Lea, con los años, fue adquiriendo un tono grisáceo en su piel. Su
pelo, ojos, uñas y dientes se fueron difuminando en esa gama de
color. Llegó a mimetizarse con su mundo monocromático, es más, lo
que Lea toca se vuelve tan gris como lo que la rodea, como por arte
de magia. Nadie quiere estar a su lado. Su presencia ejerce una
fuerza irresistible hacia lo brumoso. Su soledad es del mismo tono,
siempre encapotada, a un tris de la lluvia que no acaba de caer.
Su
estado anímico habitual es la tristeza que se vuelve melancolía en
algunos momentos que se encuentra más animada. Ve el futuro de un
gris más oscuro que el presente que la envuelve pero no piensa en
él. Vive el momento inmediato, según se va presentando y lo
habitual es que no lo haga con sobresaltos.
El
timbre de la puerta sonó alegre y cantarín por la mañana en casa
de Lea .Súbitamente interrumpe su soledad, se vuelve disruptivo,
como muchas de las cosas cotidianas que le obligan a aparcar lo suyo.

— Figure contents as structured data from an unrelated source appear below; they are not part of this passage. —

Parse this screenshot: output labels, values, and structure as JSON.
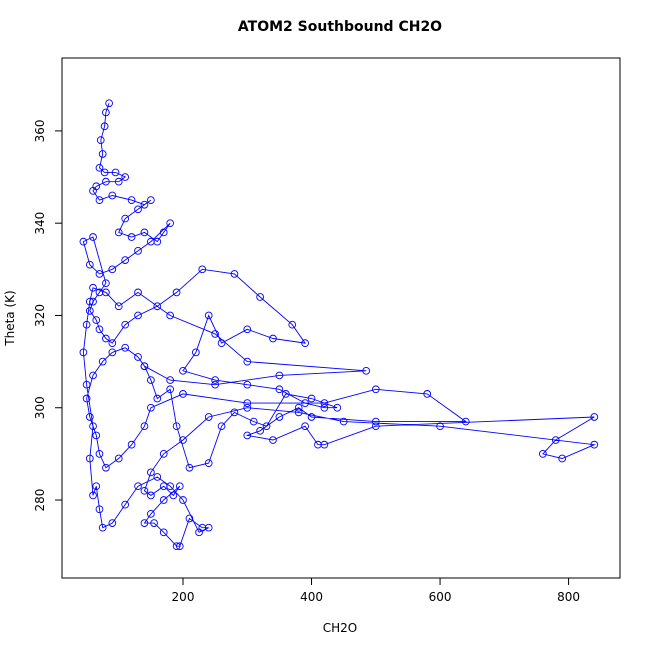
{
  "chart_data": {
    "type": "line",
    "marker": "circle",
    "title": "ATOM2 Southbound CH2O",
    "x_label": "CH2O",
    "y_label": "Theta (K)",
    "color": "#0000ff",
    "x": [
      85,
      80,
      78,
      72,
      75,
      70,
      78,
      95,
      110,
      100,
      80,
      65,
      60,
      70,
      90,
      120,
      140,
      150,
      130,
      110,
      100,
      120,
      140,
      160,
      170,
      180,
      150,
      130,
      110,
      90,
      70,
      55,
      45,
      60,
      80,
      70,
      60,
      55,
      65,
      70,
      80,
      90,
      110,
      130,
      160,
      190,
      230,
      280,
      320,
      370,
      390,
      340,
      300,
      260,
      240,
      220,
      200,
      250,
      300,
      350,
      390,
      420,
      440,
      400,
      360,
      330,
      310,
      280,
      260,
      240,
      210,
      190,
      180,
      160,
      150,
      140,
      130,
      110,
      90,
      75,
      60,
      50,
      55,
      65,
      70,
      80,
      100,
      120,
      140,
      150,
      200,
      300,
      420,
      500,
      580,
      640,
      500,
      400,
      380,
      350,
      320,
      300,
      340,
      390,
      410,
      420,
      500,
      840,
      780,
      760,
      790,
      840,
      600,
      450,
      380,
      300,
      240,
      200,
      170,
      150,
      140,
      150,
      170,
      185,
      195,
      170,
      150,
      140,
      155,
      170,
      190,
      195,
      210,
      230,
      240,
      225,
      200,
      180,
      160,
      130,
      110,
      90,
      75,
      70,
      65,
      60,
      55,
      60,
      50,
      45,
      50,
      55,
      60,
      80,
      100,
      130,
      180,
      250,
      300,
      485,
      350,
      250,
      180,
      140
    ],
    "values": [
      366,
      364,
      361,
      358,
      355,
      352,
      351,
      351,
      350,
      349,
      349,
      348,
      347,
      345,
      346,
      345,
      344,
      345,
      343,
      341,
      338,
      337,
      338,
      336,
      338,
      340,
      336,
      334,
      332,
      330,
      329,
      331,
      336,
      337,
      327,
      325,
      323,
      321,
      319,
      317,
      315,
      314,
      318,
      320,
      322,
      325,
      330,
      329,
      324,
      318,
      314,
      315,
      317,
      314,
      320,
      312,
      308,
      306,
      305,
      304,
      301,
      300,
      300,
      302,
      303,
      296,
      297,
      299,
      296,
      288,
      287,
      296,
      304,
      302,
      306,
      309,
      311,
      313,
      312,
      310,
      307,
      302,
      298,
      294,
      290,
      287,
      289,
      292,
      296,
      300,
      303,
      301,
      301,
      304,
      303,
      297,
      297,
      298,
      300,
      298,
      295,
      294,
      293,
      296,
      292,
      292,
      296,
      298,
      293,
      290,
      289,
      292,
      296,
      297,
      299,
      300,
      298,
      293,
      290,
      286,
      282,
      281,
      283,
      281,
      283,
      280,
      277,
      275,
      275,
      273,
      270,
      270,
      276,
      274,
      274,
      273,
      280,
      283,
      285,
      283,
      279,
      275,
      274,
      278,
      283,
      281,
      289,
      296,
      305,
      312,
      318,
      323,
      326,
      325,
      322,
      325,
      320,
      316,
      310,
      308,
      307,
      305,
      306,
      309
    ],
    "xlim": [
      11.7,
      880
    ],
    "xticks": [
      200,
      400,
      600,
      800
    ],
    "ylim": [
      263.1,
      375.8
    ],
    "yticks": [
      280,
      300,
      320,
      340,
      360
    ]
  }
}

Intrigada y cansada se dirigió hacia allí para ver quien la
reclamaba...
-Buenos
días. La saluda un joven con un gran ramo de flores. ¿Lea A.
García?
-Si,
soy yo. La A. era de ausente. Su madre la colocó en el lugar del
apellido paterno para dejar constancia del atropello recibido y
disimular sus dos apellidos seguidos como hija de madre soltera que
era. Todos la conocían con la A. a pesar de no saber qué
significaba y de ser oficialmente García Pérez.
-
Firme aquí, por favor. Y con las mismas le entregó el ramo de
flores que llevaba.
Al
cerrar la puerta quedó quieta un rato mirando las flores. Eran
preciosas: rosas blancas, lirios anaranjados,girasoles amarillos,
dalias rosas, claveles fucsias, amarillos y rojos, siemprevivas
azules y lilas, ramas verdes con florecitas blancas...¡ una
explosión de color!
Buscó
la tarjeta que no encontró por ningún lado y por un rato no supo
qué hacer. Quedó como en shok: inerte, vacía, confusa, espesa. No
supo cuanto tiempo estuvo así, mirándolas, sin saber cual era el
paso siguiente. En un arranque de superación se acercó a la cocina
y llenó de agua un cubo de plástico. No tenía florero. Nunca había
visto flores en su casa y no sabía qué hacer con ellas.
En
el suelo del salón, al lado del televisor en blanco y negro y
rodeadas de toda la gama de grises del espectro visible, colocó el
cubo con las flores. En un principio le chirriaban como disonancias
en un acorde consonante, no podía mirarlas sin sentir lo que sentía
cuando las uñas arañaban el encerado de su colegio de la
infancia... era expresión de vida entre tumbas cerradas de hastío.
Según
pasaron los días los colores fueron abriendo pequeñas fisuras en
su emociones, sentía cosas que nunca había sentido. Sentía cosas
que le daban miedo... pero, de repente, una mañana descubrió un
rayo de sol iluminando el salón, nunca lo había visto. El salón
adquirió otros tonos más dorados y vivos y Lea decidió ir a
comprar un florero, fue el primer paso en su cambio, el primero
voluntario. A partir de aquí hubo otros muchos que fueron llenando
su vida de color y poco a poco de alegría.
Nunca
supo quien le había mandado el ramo de flores. Lo vive como el mayor
acto de amor que nunca recibiera. Siempre lo llevará en su corazón.